A ponte da Misarela, também conhecida como Ponte do Diabo ou do Inferno (em baixo explicamos porquê), é um dos monumentos mais interessantes da região Norte de Portugal. Seja pelas lendas, pela sua importância histórica ou pela beleza paisagística onde se enquadra.
A ponte da Misarela é uma ponte de cavalete sobre um arco ligeiramente apontado com uma altura de 13 metros. Esta é originalmente uma ponte medieval, que foi reconstruída no inicio do século XIX (antes das Invasões Francesas) e que deu origem a duas famosas lendas populares e rituais antigos. É imóvel de interesse público desde 1957 e neste artigo vamos explorar tudo isso, bem como as melhores formas de lá ir.
Onde fica a Ponte da Misarela?
A Ponte de Misarela está localizada sobre o rio Rabagão, a menos de 1 km da sua foz no rio Cávado. Esta ponte liga o Minho a Trás-os-Montes, Vieira do Minho a Montalegre, nas freguesias de Ruivães e Ferral, respectivamente.
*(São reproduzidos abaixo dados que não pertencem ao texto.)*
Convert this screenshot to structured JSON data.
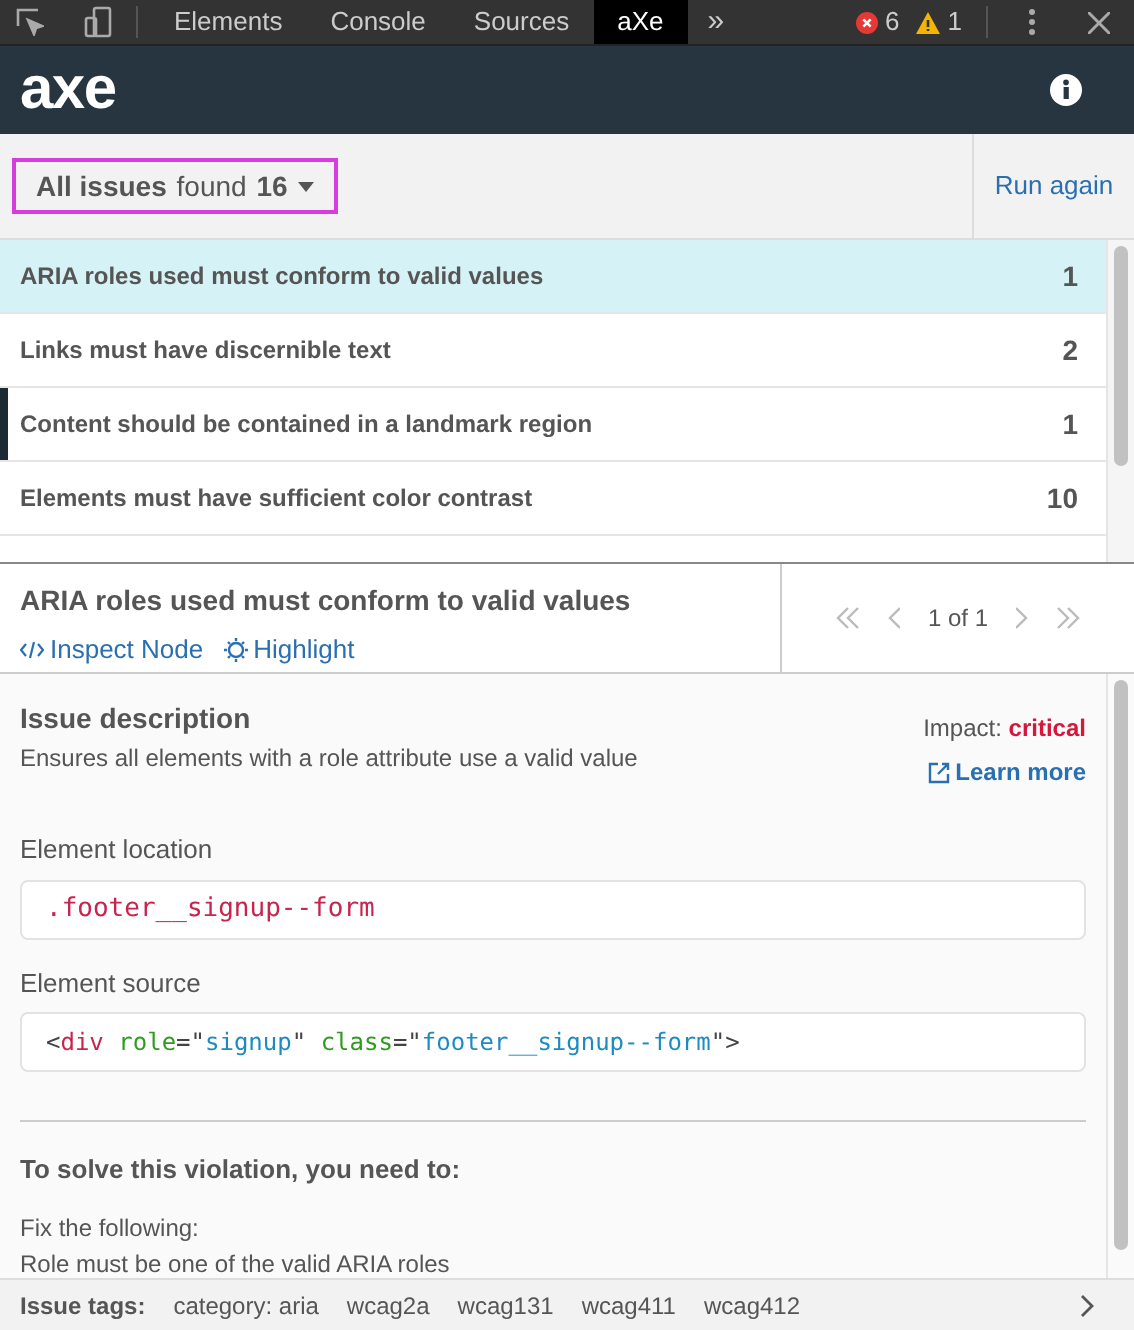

Apesar de muitas vezes ser indicada como uma das grandes atracções do Gerês, fica ainda fora do Parque nacional, mas a menos de 1 km da fronteira. A ponte foi construída e reconstruida no fundo de um desfiladeiro escarpado, assente sobre enormes penedos e a uma altura considerável. Está numa área densamente florestada.
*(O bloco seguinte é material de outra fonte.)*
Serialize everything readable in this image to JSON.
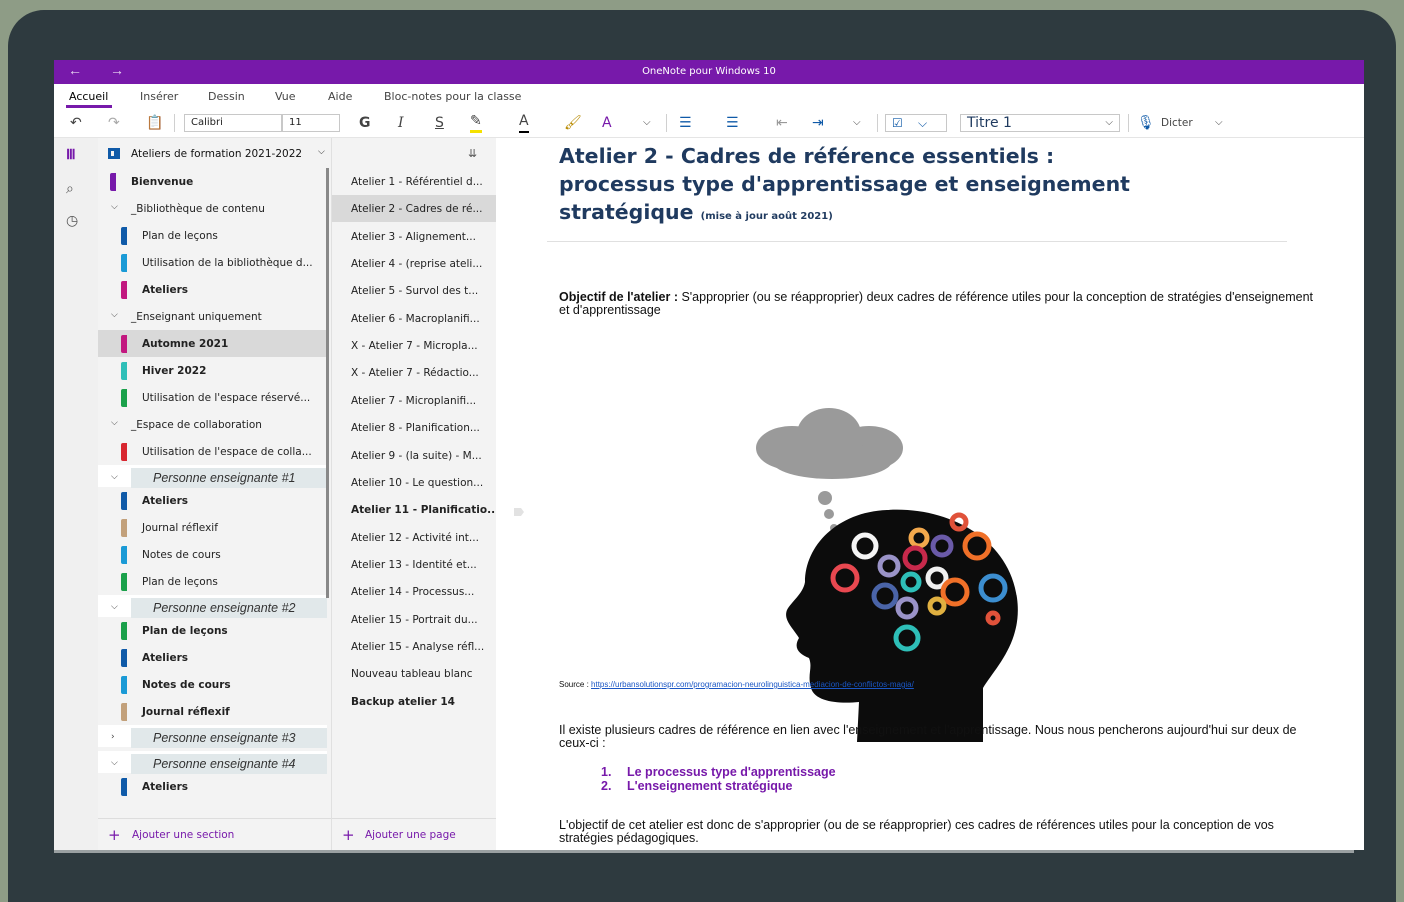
{
  "app": {
    "window_title": "OneNote pour Windows 10",
    "nav_back": "←",
    "nav_forward": "→"
  },
  "ribbon": {
    "tabs": [
      "Accueil",
      "Insérer",
      "Dessin",
      "Vue",
      "Aide",
      "Bloc-notes pour la classe"
    ],
    "active_tab": "Accueil"
  },
  "toolbar": {
    "font_name": "Calibri",
    "font_size": "11",
    "bold": "G",
    "italic": "I",
    "underline": "S",
    "style": "Titre 1",
    "dictate": "Dicter"
  },
  "notebook": {
    "title": "Ateliers de formation 2021-2022"
  },
  "sections": [
    {
      "label": "Bienvenue",
      "kind": "section",
      "color": "#7719aa",
      "bold": true,
      "indent": 0
    },
    {
      "label": "_Bibliothèque de contenu",
      "kind": "group",
      "expanded": true
    },
    {
      "label": "Plan de leçons",
      "kind": "section",
      "color": "#0f5aa8",
      "bold": false,
      "indent": 1
    },
    {
      "label": "Utilisation de la bibliothèque d...",
      "kind": "section",
      "color": "#1a9ad6",
      "bold": false,
      "indent": 1
    },
    {
      "label": "Ateliers",
      "kind": "section",
      "color": "#c2187f",
      "bold": true,
      "indent": 1
    },
    {
      "label": "_Enseignant uniquement",
      "kind": "group",
      "expanded": true
    },
    {
      "label": "Automne 2021",
      "kind": "section",
      "color": "#c2187f",
      "bold": true,
      "indent": 1,
      "selected": true
    },
    {
      "label": "Hiver 2022",
      "kind": "section",
      "color": "#2ebfb8",
      "bold": true,
      "indent": 1
    },
    {
      "label": "Utilisation de l'espace réservé...",
      "kind": "section",
      "color": "#1aa04a",
      "bold": false,
      "indent": 1
    },
    {
      "label": "_Espace de collaboration",
      "kind": "group",
      "expanded": true
    },
    {
      "label": "Utilisation de l'espace de colla...",
      "kind": "section",
      "color": "#d8262f",
      "bold": false,
      "indent": 1
    },
    {
      "label": "Personne enseignante #1",
      "kind": "group-italic",
      "expanded": true
    },
    {
      "label": "Ateliers",
      "kind": "section",
      "color": "#0f5aa8",
      "bold": true,
      "indent": 1
    },
    {
      "label": "Journal réflexif",
      "kind": "section",
      "color": "#c2a07a",
      "bold": false,
      "indent": 1
    },
    {
      "label": "Notes de cours",
      "kind": "section",
      "color": "#1a9ad6",
      "bold": false,
      "indent": 1
    },
    {
      "label": "Plan de leçons",
      "kind": "section",
      "color": "#1aa04a",
      "bold": false,
      "indent": 1
    },
    {
      "label": "Personne enseignante #2",
      "kind": "group-italic",
      "expanded": true
    },
    {
      "label": "Plan de leçons",
      "kind": "section",
      "color": "#1aa04a",
      "bold": true,
      "indent": 1
    },
    {
      "label": "Ateliers",
      "kind": "section",
      "color": "#0f5aa8",
      "bold": true,
      "indent": 1
    },
    {
      "label": "Notes de cours",
      "kind": "section",
      "color": "#1a9ad6",
      "bold": true,
      "indent": 1
    },
    {
      "label": "Journal réflexif",
      "kind": "section",
      "color": "#c2a07a",
      "bold": true,
      "indent": 1
    },
    {
      "label": "Personne enseignante #3",
      "kind": "group-italic",
      "expanded": false
    },
    {
      "label": "Personne enseignante #4",
      "kind": "group-italic",
      "expanded": true
    },
    {
      "label": "Ateliers",
      "kind": "section",
      "color": "#0f5aa8",
      "bold": true,
      "indent": 1
    }
  ],
  "add_section_label": "Ajouter une section",
  "pages": [
    {
      "label": "Atelier 1 - Référentiel d..."
    },
    {
      "label": "Atelier 2 - Cadres de ré...",
      "selected": true
    },
    {
      "label": "Atelier 3 - Alignement..."
    },
    {
      "label": "Atelier 4 - (reprise ateli..."
    },
    {
      "label": "Atelier 5 - Survol des t..."
    },
    {
      "label": "Atelier 6 - Macroplanifi..."
    },
    {
      "label": "X - Atelier 7 - Micropla..."
    },
    {
      "label": "X - Atelier 7 - Rédactio..."
    },
    {
      "label": "Atelier 7 - Microplanifi..."
    },
    {
      "label": "Atelier 8 - Planification..."
    },
    {
      "label": "Atelier 9 - (la suite) - M..."
    },
    {
      "label": "Atelier 10 - Le question..."
    },
    {
      "label": "Atelier 11 - Planificatio...",
      "bold": true
    },
    {
      "label": "Atelier 12 - Activité int..."
    },
    {
      "label": "Atelier 13 - Identité et..."
    },
    {
      "label": "Atelier 14 - Processus..."
    },
    {
      "label": "Atelier 15 - Portrait du..."
    },
    {
      "label": "Atelier 15 - Analyse réfl..."
    },
    {
      "label": "Nouveau tableau blanc"
    },
    {
      "label": "Backup atelier 14",
      "bold": true
    }
  ],
  "add_page_label": "Ajouter une page",
  "page_content": {
    "title_line1": "Atelier 2 - Cadres de référence essentiels :",
    "title_line2": "processus type d'apprentissage et enseignement",
    "title_line3": "stratégique",
    "title_note": "(mise à jour août 2021)",
    "objective_label": "Objectif de l'atelier :",
    "objective_text": " S'approprier (ou se réapproprier) deux cadres de référence utiles pour la conception de stratégies d'enseignement et d'apprentissage",
    "source_label": "Source : ",
    "source_url": "https://urbansolutionspr.com/programacion-neurolinguistica-mediacion-de-conflictos-magia/",
    "intro_text": "Il existe plusieurs cadres de référence en lien avec l'enseignement et l'apprentissage. Nous nous pencherons aujourd'hui sur deux de ceux-ci :",
    "list": [
      {
        "num": "1.",
        "text": "Le processus type d'apprentissage"
      },
      {
        "num": "2.",
        "text": "L'enseignement stratégique"
      }
    ],
    "conclusion_text": "L'objectif de cet atelier est donc de s'approprier (ou de se réapproprier) ces cadres de références utiles pour la conception de vos stratégies pédagogiques."
  },
  "colors": {
    "accent": "#7719aa",
    "title_color": "#1f3a5f"
  }
}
Junto à ponte encontramos também uma pequena queda de água de cerca de 5 metros, que no Inverno se torna bastante imponente devido ao forte caudal do Rabagão. Enquanto que no Verão tem muito pouca água, formando poças e piscinas naturais óptimas para uma pessoa se refrescar.
Como visitar a Ponte da Misarela?
A única forma que conhecemos para ir à Ponte da Misarela será de carro até um dos parques de estacionamento e depois uma caminhada de alguns minutos. Não é possível ir de carro directamente até à ponte. Não conhecemos transportes públicos que passem perto da ponte da Misarela.
Há duas forma de chegar à Ponte, ambas implicam uma caminhada de 15 a 20 minutos. A primeira, e talvez a mais popular é por Sidrós, freguesia de Ferral no concelho de Montalegre, a segunda é por Ruivães, concelho de Vieira do Minho. A maioria das pessoas virá do Porto ou de Braga por isso vamos explicar como lá chegar a partir destas cidades.
Acesso à Ponte da Misarela por Ruivães
Começando no Porto temos de apanhar a A3 para Braga e depois sair na N103 em direcção a Chaves. Esta é a estrada que vai para o Gerês pelo que é muito provável que já a conheça e está bem sinalizada. No entanto, não vamos sair para o Gerês, vamos continuar para Salamonde e depois para Ruivães. Em Ruivães saímos para a CM 1397, em direcção ao rio Cávado. No entanto, algumas centenas de metros antes de chegarmos ao rio, aparece uma indicação de parque do lado esquerdo e um sinalética do lado direito.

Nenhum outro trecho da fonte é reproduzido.